China’s technology firms are stepping up their efforts to expand into Southeast Asian markets with home-grown capital, even as funding from private equity and venture capital giants has plunged this year amid uncertainties caused by the US-China trade war.

They are bringing their industry know-how and experience to seize untapped businesses in the region while opportunities at home diminish, according to Michael Zhu, a Shanghai-based managing partner at Gobi Partners, which manages about USD 1.1 billion of assets.

“Chinese entrepreneurs have gained maturity in the fields of social media network and consumer internet, and they are bringing that experience from China into the Asean region,” said Zhu, whose form has headquarters in Shanghai and Kuala Lumpur. “We see that China is shaping up as a hub of talent and growth capital in Asia-Pacific” for such technology firms, he said.

Private equity and venture firms in China and Hong Kong are picking up the slack in funding such ventures in Asean at a time when a trade war has dented China’s economic growth to the slowest on record last quarter. Outbound investments by these firms fell 47% to USD 12 billion in the first nine months this year, according to Mergermarket data.

While Chinese technology giants have been directly investing in Asean start-ups from their corporate coffers, the trend has shifted in recent years with venture capital managers filling the vacuum, analysts said.

Gobi Partners has seven China-focused funds and typically allocates up to a third of each fund’s capital to support the regional ambitions of its target companies. One example, Zhu said, is its bet on Arsys Media in the Philippines.

The company runs outdoor advertising media placed on office buildings and shopping centers, a market it considers as still underdeveloped. Arsys Media’s revenue has more than tripled in less than nine months, Zhu said without disclosing the figures.

   Source: Preqin           Graph by SCMP

“The market opportunities for consumer internet within China is shrinking,” Zhu said. Smaller Chinese companies are going abroad into regions such as Asean “where internet-based consumption is still under-penetrated,” he added.

Giants such as Ant Financial, Tencent Holdings, and JD.com have been among some of the biggest supporters of Asean companies, including Indonesian consumer financing outfit Akulaku and ride-hailing and food delivery unicorn Gojek. This year, however, these giants may have diverted more resources towards onshore Chinese start-ups, according to some industry players.

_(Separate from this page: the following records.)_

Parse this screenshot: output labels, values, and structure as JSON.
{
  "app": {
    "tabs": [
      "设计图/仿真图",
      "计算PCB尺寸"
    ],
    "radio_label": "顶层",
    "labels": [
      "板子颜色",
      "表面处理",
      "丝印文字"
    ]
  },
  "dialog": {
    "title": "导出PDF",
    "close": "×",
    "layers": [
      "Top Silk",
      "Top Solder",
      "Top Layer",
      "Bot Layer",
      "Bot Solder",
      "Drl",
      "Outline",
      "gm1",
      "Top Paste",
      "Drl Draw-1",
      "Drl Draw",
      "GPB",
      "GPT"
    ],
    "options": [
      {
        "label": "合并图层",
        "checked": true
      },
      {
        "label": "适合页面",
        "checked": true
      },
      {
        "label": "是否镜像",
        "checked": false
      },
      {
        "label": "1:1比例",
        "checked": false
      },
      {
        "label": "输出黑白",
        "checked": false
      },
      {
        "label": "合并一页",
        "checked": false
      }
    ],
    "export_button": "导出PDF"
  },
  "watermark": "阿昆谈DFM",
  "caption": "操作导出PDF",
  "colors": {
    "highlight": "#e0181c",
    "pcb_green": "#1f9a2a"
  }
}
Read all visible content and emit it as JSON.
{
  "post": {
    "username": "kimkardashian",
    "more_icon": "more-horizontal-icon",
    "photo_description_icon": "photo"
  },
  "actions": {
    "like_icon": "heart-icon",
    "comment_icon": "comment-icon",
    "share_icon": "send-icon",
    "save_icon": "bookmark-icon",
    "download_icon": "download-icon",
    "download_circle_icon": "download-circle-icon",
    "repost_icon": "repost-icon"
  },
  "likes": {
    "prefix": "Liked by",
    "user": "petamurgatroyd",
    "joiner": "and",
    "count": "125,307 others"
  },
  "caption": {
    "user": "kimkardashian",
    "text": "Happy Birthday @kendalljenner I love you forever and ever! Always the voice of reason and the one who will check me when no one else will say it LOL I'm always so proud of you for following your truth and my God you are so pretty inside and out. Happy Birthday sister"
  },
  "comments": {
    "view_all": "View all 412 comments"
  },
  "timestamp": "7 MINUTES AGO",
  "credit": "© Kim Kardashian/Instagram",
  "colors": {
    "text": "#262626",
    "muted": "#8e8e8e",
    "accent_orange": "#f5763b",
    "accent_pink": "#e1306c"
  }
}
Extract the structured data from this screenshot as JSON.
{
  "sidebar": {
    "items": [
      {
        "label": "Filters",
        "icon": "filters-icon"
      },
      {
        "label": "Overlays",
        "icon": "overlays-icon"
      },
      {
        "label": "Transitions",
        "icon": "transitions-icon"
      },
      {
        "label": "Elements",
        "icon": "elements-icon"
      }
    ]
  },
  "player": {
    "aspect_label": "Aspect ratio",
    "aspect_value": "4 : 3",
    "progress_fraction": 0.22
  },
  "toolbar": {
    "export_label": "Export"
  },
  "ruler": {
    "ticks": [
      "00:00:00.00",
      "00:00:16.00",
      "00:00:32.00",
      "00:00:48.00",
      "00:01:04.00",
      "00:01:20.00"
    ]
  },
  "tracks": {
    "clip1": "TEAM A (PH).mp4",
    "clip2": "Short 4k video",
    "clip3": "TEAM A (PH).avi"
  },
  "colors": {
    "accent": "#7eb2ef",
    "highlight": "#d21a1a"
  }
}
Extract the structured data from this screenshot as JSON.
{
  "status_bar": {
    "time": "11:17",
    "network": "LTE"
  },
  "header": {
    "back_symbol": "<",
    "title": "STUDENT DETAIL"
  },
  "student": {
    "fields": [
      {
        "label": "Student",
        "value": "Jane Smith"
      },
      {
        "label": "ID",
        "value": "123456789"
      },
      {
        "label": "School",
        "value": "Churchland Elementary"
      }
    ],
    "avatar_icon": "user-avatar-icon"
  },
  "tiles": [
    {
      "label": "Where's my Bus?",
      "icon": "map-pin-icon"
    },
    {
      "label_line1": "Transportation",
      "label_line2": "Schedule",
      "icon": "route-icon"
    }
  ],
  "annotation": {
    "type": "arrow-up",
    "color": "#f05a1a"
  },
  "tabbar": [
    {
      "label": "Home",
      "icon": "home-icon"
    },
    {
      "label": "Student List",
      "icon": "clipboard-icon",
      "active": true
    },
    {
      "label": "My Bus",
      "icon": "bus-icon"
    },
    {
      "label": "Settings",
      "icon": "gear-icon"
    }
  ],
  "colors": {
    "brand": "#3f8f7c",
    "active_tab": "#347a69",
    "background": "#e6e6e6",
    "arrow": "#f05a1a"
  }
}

This is helped by less frothy valuations of Chinese tech companies, according to Ben Chang, managing partner at C Ventures. The pool of government-backed capital that backed Chinese start-ups has shrunk this year, tempering valuations, he said at a conference held by the Asian Venture Capital Journal this week.

Qiming Venture Partners, which manages USD 4.3 billion asset and focuses on health care and the telecom, media and tech sector, has invested in Southeast Asian start-ups because Chinese TMT companies were too expensive in the past, according to managing partner Nisa Lin.

The firm is backing Chinese entrepreneurs’ expansion into Southeast Asia, Lin said during a panel discussion at the AVCJ conference. It invested in Chinese-owned Club Factory, which has also expanded into India to the operator of country’s third largest e-commerce platform.

This article first appeared on the South China Morning Post.